1. conceptually split the array into "used" elements (in their final positions) and "unused" elements (initially, everything is "unused")
2. randomly choose an element from the unused elements
3. swap the chosen element with the first element in the unused range
4. this first position in the unused range is now considered used (i.e. the element is in its final position)
5. repeat steps 2 to 4 until all elements are in their final positions

This algorithm is the "Fisher–Yates shuffle" and dates to 1938 (which is an indication of how obvious it is).

If you're truly interested in a perfectly even, random distribution, you may want to use an approach that avoids biases due to modulo (modulo will round down too often for non-binary divisible numbers). You can see one approach for unbiased rounding in this post by Brent Royal-Gordon on StackOverflow. Although if you're really interested in an even distribution, you'll probably want to use a Mersenne-Twister instead of the C `random()` function.

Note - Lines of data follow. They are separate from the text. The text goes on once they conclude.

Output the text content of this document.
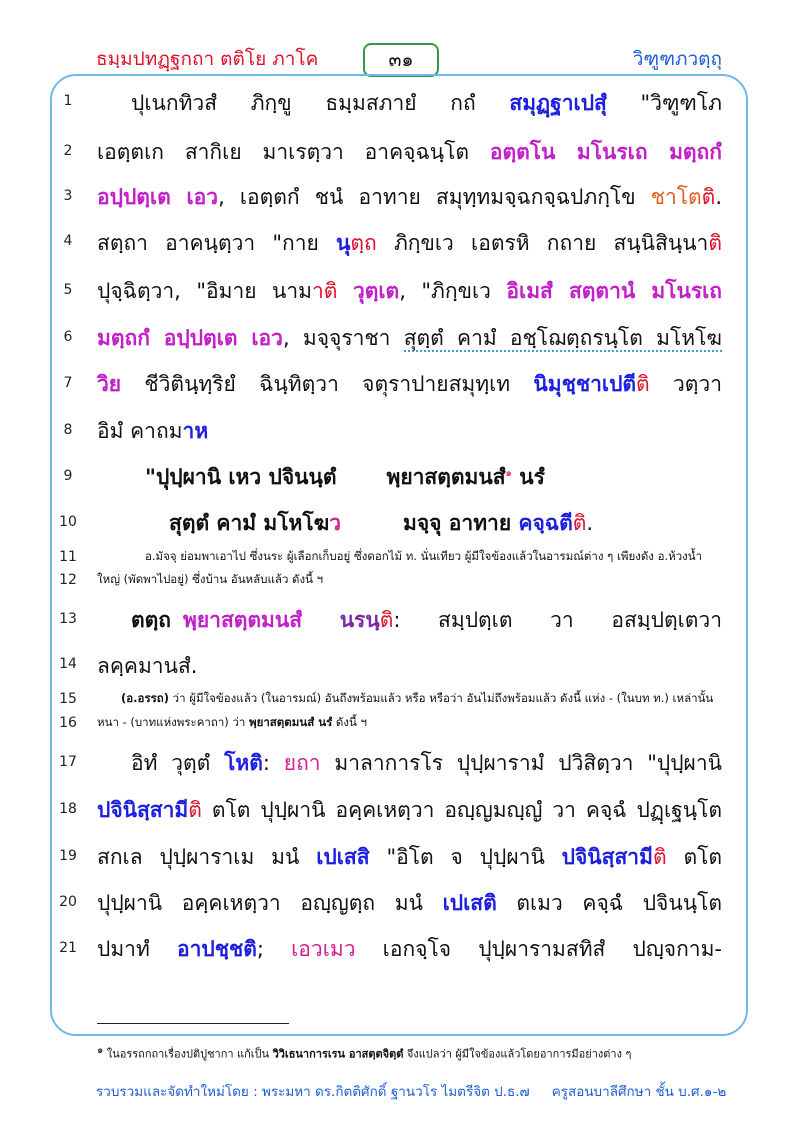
ธมฺมปทฏฺฐกถา ตติโย ภาโค	๓๑	วิฑูฑภวตฺถุ
1
2
3
4
5
6
7
8
9
10
11
12
13
14
15
16
17
18
19
20
21
ปุเนกทิวสํ ภิกฺขู ธมฺมสภายํ กถํ สมุฏฺฐาเปสุํ "วิฑูฑโภ
เอตฺตเก สากิเย มาเรตฺวา อาคจฺฉนฺโต อตฺตโน มโนรเถ มตฺถกํ
อปฺปตฺเต เอว, เอตฺตกํ ชนํ อาทาย สมุทฺทมจฺฉกจฺฉปภกฺโข ชาโตติ.
สตฺถา อาคนฺตฺวา "กาย นุตฺถ ภิกฺขเว เอตรหิ กถาย สนฺนิสินฺนาติ
ปุจฺฉิตฺวา, "อิมาย นามาติ วุตฺเต, "ภิกฺขเว อิเมสํ สตฺตานํ มโนรเถ
มตฺถกํ อปฺปตฺเต เอว, มจฺจุราชา สุตฺตํ คามํ อชฺโฌตฺถรนฺโต มโหโฆ
วิย ชีวิตินฺทฺริยํ ฉินฺทิตฺวา จตุราปายสมุทฺเท นิมุชฺชาเปตีติ วตฺวา
อิมํ คาถมาห
"ปุปฺผานิ เหว ปจินนฺตํ พฺยาสตฺตมนสํ$^๑$ นรํ
สุตฺตํ คามํ มโหโฆว	มจฺจุ อาทาย คจฺฉตีติ.
อ.มัจจุ ย่อมพาเอาไป ซึ่งนระ ผู้เลือกเก็บอยู่ ซึ่งดอกไม้ ท. นั่นเทียว ผู้มีใจข้องแล้วในอารมณ์ต่าง ๆ เพียงดัง อ.ห้วงน้ำ
ใหญ่ (พัดพาไปอยู่) ซึ่งบ้าน อันหลับแล้ว ดังนี้ ฯ
ตตฺถ พฺยาสตฺตมนสํ นรนฺติ: สมฺปตฺเต วา อสมฺปตฺเตวา
ลคฺคมานสํ.
(อ.อรรถ) ว่า ผู้มีใจข้องแล้ว (ในอารมณ์) อันถึงพร้อมแล้ว หรือ หรือว่า อันไม่ถึงพร้อมแล้ว ดังนี้ แห่ง - (ในบท ท.) เหล่านั้น
หนา - (บาทแห่งพระคาถา) ว่า พฺยาสตฺตมนสํ นรํ ดังนี้ ฯ
อิทํ วุตฺตํ โหติ: ยถา มาลาการโร ปุปฺผารามํ ปวิสิตฺวา "ปุปฺผานิ
ปจินิสฺสามีติ ตโต ปุปฺผานิ อคฺคเหตฺวา อญฺญมญฺญํ วา คจฺฉํ ปฏฺเฐนฺโต
สกเล ปุปฺผาราเม มนํ เปเสสิ "อิโต จ ปุปฺผานิ ปจินิสฺสามีติ ตโต
ปุปฺผานิ อคฺคเหตฺวา อญฺญตฺถ มนํ เปเสติ ตเมว คจฺฉํ ปจินนฺโต
ปมาทํ อาปชฺชติ; เอวเมว เอกจฺโจ ปุปฺผารามสทิสํ ปญฺจกาม-
$^๑$ ในอรรถกถาเรื่องปติปูชากา แก้เป็น วิวิเธนาการเรน อาสตฺตจิตฺตํ จึงแปลว่า ผู้มีใจข้องแล้วโดยอาการมีอย่างต่าง ๆ
รวบรวมและจัดทำใหม่โดย : พระมหา ดร.กิตติศักดิ์ ฐานวโร ไมตรีจิต ป.ธ.๗ ครูสอนบาลีศึกษา ชั้น บ.ศ.๑-๒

The reality is that that code I showed is faster than the other options and easily good enough unless you have a strong mathematical need for accuracy (in my tests on 1 million samples, it was evenly distributed to 2 significant figures in all cases).

## Conclusion

A quick post this week. I was really just goofing around with comparison methods and thought the results were interesting. In retrospect, its obvious that the results from a sort with a random comparison would be a function of how the sort is performed but I was surprised that the two different kinds of sort (bubble and quick) both had a visible influence on the results.

Of course, there are proper ways to randomize arrays and they're not very difficult — unless you're really fussy about the quality of your random numbers.